Her mind wandered back to that fateful day. Was it a week ago? No, perhaps more. Time was moving so fast, she could no longer count the days since Gosse had come to her with his preposterous suggestion at the Coq d’Or, where they were staying and where he had robbed her and left her and Martha to their fate.

‘Mademoiselle,’ he had greeted her, entering the little private parlour where, Martha being at prayer in their room, she sat alone, reading over and over the letter Mother Abbess had given her and revolving plans in her head.

She had looked up from her seat at the small round table in the centre of the parlour which, together with the wooden armchairs beside the small fireplace, and a sideboard next the single casement, was all the furniture the place afforded. Melusine, used to the stark surroundings of the convent at Blaye, had no complaint to make. Her desires were not for riches. Only identity, and a chance to be someone other than a nun.

Not so Gosse. But at this point he was still subservient, still outwardly humble, in spite of the blackhearted villainy that was even then burgeoning in his breast.

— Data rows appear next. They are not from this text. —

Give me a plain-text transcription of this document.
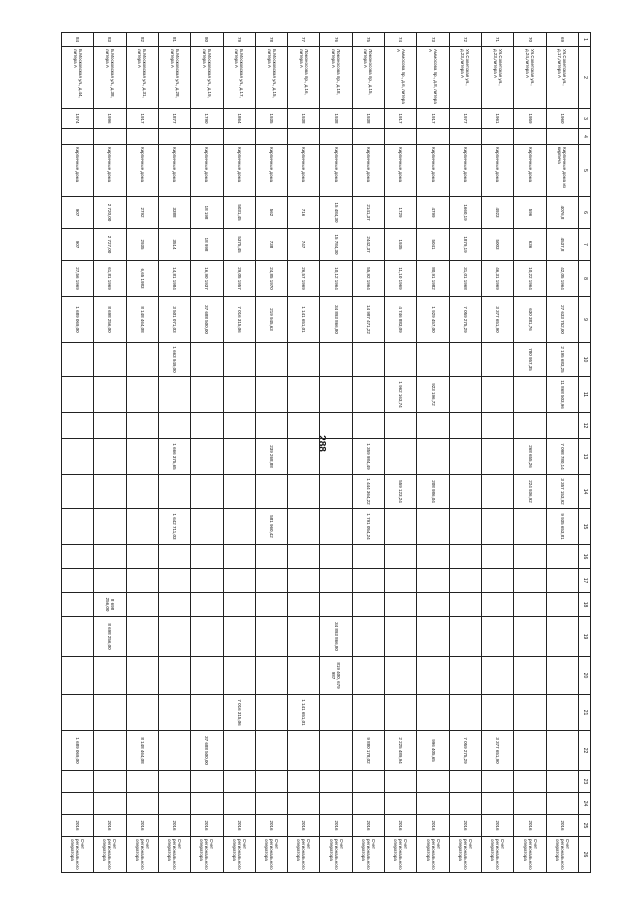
288
1	2	3	4	5	6	7	8	9	10	11	12	13	14	15	16	17	18	19	20	21	22	23	24	25	26
69	Ул.Советская ул., д.17,литера А	1960		Кирпичные дома из кирпича	4076,8	4537,8	42,05 1964	27 633 752,00	2 195 683,25	11 868 503,96		7 098 780,14	3 357 153,92	9 935 653,81										2016	Счет регионального оператора
70	Ул.Советская ул., д.24,литера А	1959		Кирпичные дома	596	636	10,22 1964	630 381,76	780 957,35			268 655,26	224 936,92											2016	Счет регионального оператора
71	Ул.Советская ул., д.23,литера А	1961		Кирпичные дома	4923	5003	46,31 1969	3 377 651,90													3 377 651,90			2016	Счет регионального оператора
72	Ул.Советская ул., д.23,литера А	1977		Кирпичные дома	1660,19	1879,19	31,01 1968	7 059 275,29													7 059 275,29			2016	Счет регионального оператора
73	Аммосова пр., д.8, литера А	1917		Кирпичные дома	4799	5041	80,91 1982	1 929 457,00		923 196,72			208 986,04								996 405,65			2016	Счет регионального оператора
74	Аммосова пр., д.6, литера А	1917		Кирпичные дома	1729	1935	11,10 1969	4 746 883,09		1 962 163,74			559 123,24								2 225 489,94			2016	Счет регионального оператора
75	Ломоносова пр., д.15, литера А	1938		Кирпичные дома	2141,37	2442,37	55,92 1964	14 987 471,22				1 359 984,49	1 444 364,22	1 791 054,24							9 880 178,02			2016	Счет регионального оператора
76	Ломоносова пр., д.18, литера А	1938		Кирпичные дома	15 484,30	15 784,30	10,12 1964	34 893 866,80										34 893 866,80	819 400, 679 987					2016	Счет регионального оператора
77	Ломоносова пр., д.16, литера А	1938		Кирпичные дома	716	747	26,57 1969	1 141 651,01												1 141 651,01				2016	Счет регионального оператора
78	Б.Московская ул., д.15, литера А	1935		Кирпичные дома	562	738	24,85 1970	219 945,63				239 268,88		581 960,42										2016	Счет регионального оператора
79	Б.Московская ул., д.17, литера А	1864		Кирпичные дома	5031,45	5375,45	29,05 1957	7 016 315,06												7 016 315,06				2016	Счет регионального оператора
80	Б.Московская ул., д.19, литера А	1790		Кирпичные дома	18 198	18 998	16,90 1937	37 688 500,00													37 688 500,00			2016	Счет регионального оператора
81	Б.Московская ул., д.28, литера А	1877		Кирпичные дома	3388	3514	14,81 1984	3 501 071,03	1 663 949,00			1 666 375,65		1 642 711,03										2016	Счет регионального оператора
82	Б.Московская ул., д.31, литера А	1917		Кирпичные дома	2792	2935	6,65 1983	8 148 464,08													8 148 464,08			2016	Счет регионального оператора
83	Б.Московская ул., д.38, литера А	1996		Кирпичные дома	2 720,00	2 727,00	61,81 1969	8 698 256,00									8 698 256,00	8 698 256,00						2016	Счет регионального оператора
84	Б.Московская ул., д.44, литера А	1974		Кирпичные дома	907	907	27,56 1969	1 689 069,00													1 689 069,00			2016	Счет регионального оператора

‘Mademoiselle, there is a way to win to freedom and prosperity.’

To be sure there was a way. For freedom at least. Why did he imagine she was making this journey to England? She feigned interest.

‘But what way, Emile?’

‘Your family, mademoiselle, the family of your father.’

‘You mean monsieur le baron, the General Charvill, my grandfather?’

Melusine laid aside on the table the letter she had been studying and turned so that the frame of her nun’s wimple no longer obscured her view.

Pardon, mademoiselle, but perhaps your father went to England, after all, and—’

‘My father went to Italy,’ interrupted Melusine, her heart tightening with the familiar sensation of loss. ‘Never would he have gone to England. And if you mean that he may have reconciled himself with his own father, you waste your breath.’

‘That was not what I had in mind.’

Eh bien, what then?’

Emile sidled closer. ‘To what do you go, mademoiselle? The life of a nun in a convent, in a country where nuns are unwelcome. Where even to be a Catholic, they say, is to be looked upon with scorn and disgust.’

Melusine shrugged. She had no intention whatsoever of spending her life in a convent, but that was not his affair.